The female is solely responsible for the incubation of the eggs which is estimated at 13 to 15 days. Both parents attend to the feeding of the hatchlings and no details are known of its breeding success.

===Feeding===
The shape of the beak suggests that the grey grasswren's diet consists mainly of seed and an analysis of the gut content of a specimen confirmed the presence of mainly small seeds of different plants, two small ants and the remains of small Coleoptera. However, other researchers have noted that insect larvae are the dominant food source supplemented by mature insects and water snails.

===Age and population size===
Little is known about its life expectancy but research conducted at one of its prime lignum habitats found from capture/re-capture surveys that this bird reached at least three years of age in that study area.
The population of the grey grasswren is highly variable and subject to 'boom and bust' conditions, depending on prevailing climate within its range in the arid interior. Based upon the capture/re-capture method undertaken by Hardy in drought conditions, the New South Wales population was estimated at 1600 birds or 0.2 per hectare. Extrapolation of this to reach an estimate of its Australian population should be viewed with caution due to its geographic range, seasonal and habitat variability.

==Status and conservation==
The grey grasswren is listed as threatened under the national Environment Protection and Biodiversity Conservation Act 1999 (EPBC Act); it is listed as endangered under the Biodiversity Conservation Act 2016 in New South Wales and in Queensland under the Nature Conservation Act 1992, while the South Australian National Parks and Wildlife Act 1972 lists the species as rare. The IUCN Red List rates it as a species of least concern.

===Future management===
Research on the grey grasswren is limited and there have been few recent studies into the ecology of this elusive bird. As it occupies specific habitats, the major threat is habitat degradation through overgrazing and trampling by cattle, rabbits, and feral pigs, predation by cats and invasive weeds. A dependence on lignum and associated plant groups also makes the species vulnerable to catastrophic events such as drought and fire. The consequences of climate change also need further consideration to ensure that the grey grasswren continues to exist in arid regions of central Australia through the preservation of suitable areas.

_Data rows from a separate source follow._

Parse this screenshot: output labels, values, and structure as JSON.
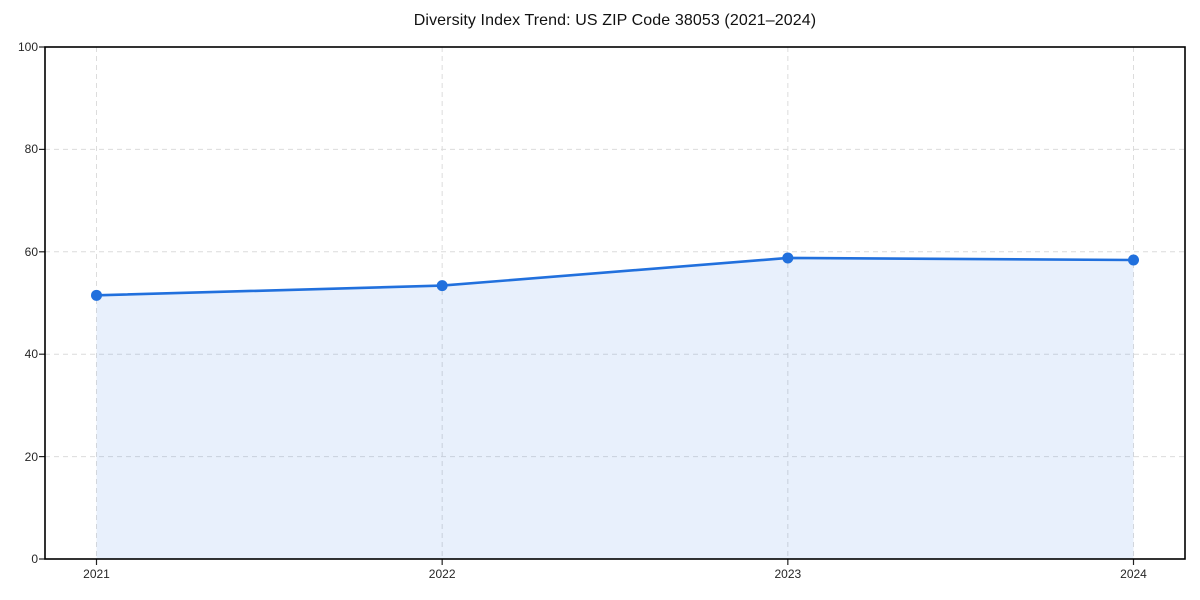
{
  "chart_data": {
    "type": "area",
    "title": "Diversity Index Trend: US ZIP Code 38053 (2021–2024)",
    "x": [
      "2021",
      "2022",
      "2023",
      "2024"
    ],
    "series": [
      {
        "name": "Diversity Index",
        "values": [
          51.5,
          53.4,
          58.8,
          58.4
        ]
      }
    ],
    "xlabel": "",
    "ylabel": "",
    "ylim": [
      0,
      100
    ],
    "yticks": [
      0,
      20,
      40,
      60,
      80,
      100
    ],
    "grid": "dashed-both-axes",
    "legend_position": "none",
    "marker_style": "circle",
    "colors": {
      "line": "#2170DD",
      "marker": "#2170DD",
      "fill": "#2170DD",
      "fill_opacity": "0.10",
      "grid": "#DCDCDC",
      "spine": "#000000",
      "tick_mark": "#222222",
      "tick_label": "#262626",
      "title": "#111111",
      "background": "#FFFFFF"
    }
  }
}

===New conservation area===
In June 2020 the Government of New South Wales acquired 153,415 ha, or 1,534 km2 of private land for a new national park, when it purchased Narriearra station in the state's far north-west. The area includes "ephemeral wetlands and landscapes" that had not previously been included in the state's conservation areas. Together with the nearby Sturt National Park, there would be a nearly contiguous conservation area of about 500,000 ha, which is twice the size of the Australian Capital Territory. The new property lies next to the Pindera Downs Aboriginal area, which is rich in cultural artefacts of Aboriginal Australians. It is the largest ever purchase of private land for conservation in the state. The Dingo Fence on the border with Queensland forms the northern boundary of the property.

Nearly 90 percent of the grey grasswren's habitat lies within Narriearra Station, so this is a significant move towards protecting the bird. The Tibooburra Local Aboriginal Land Council has been invited to suggest a name for the new park.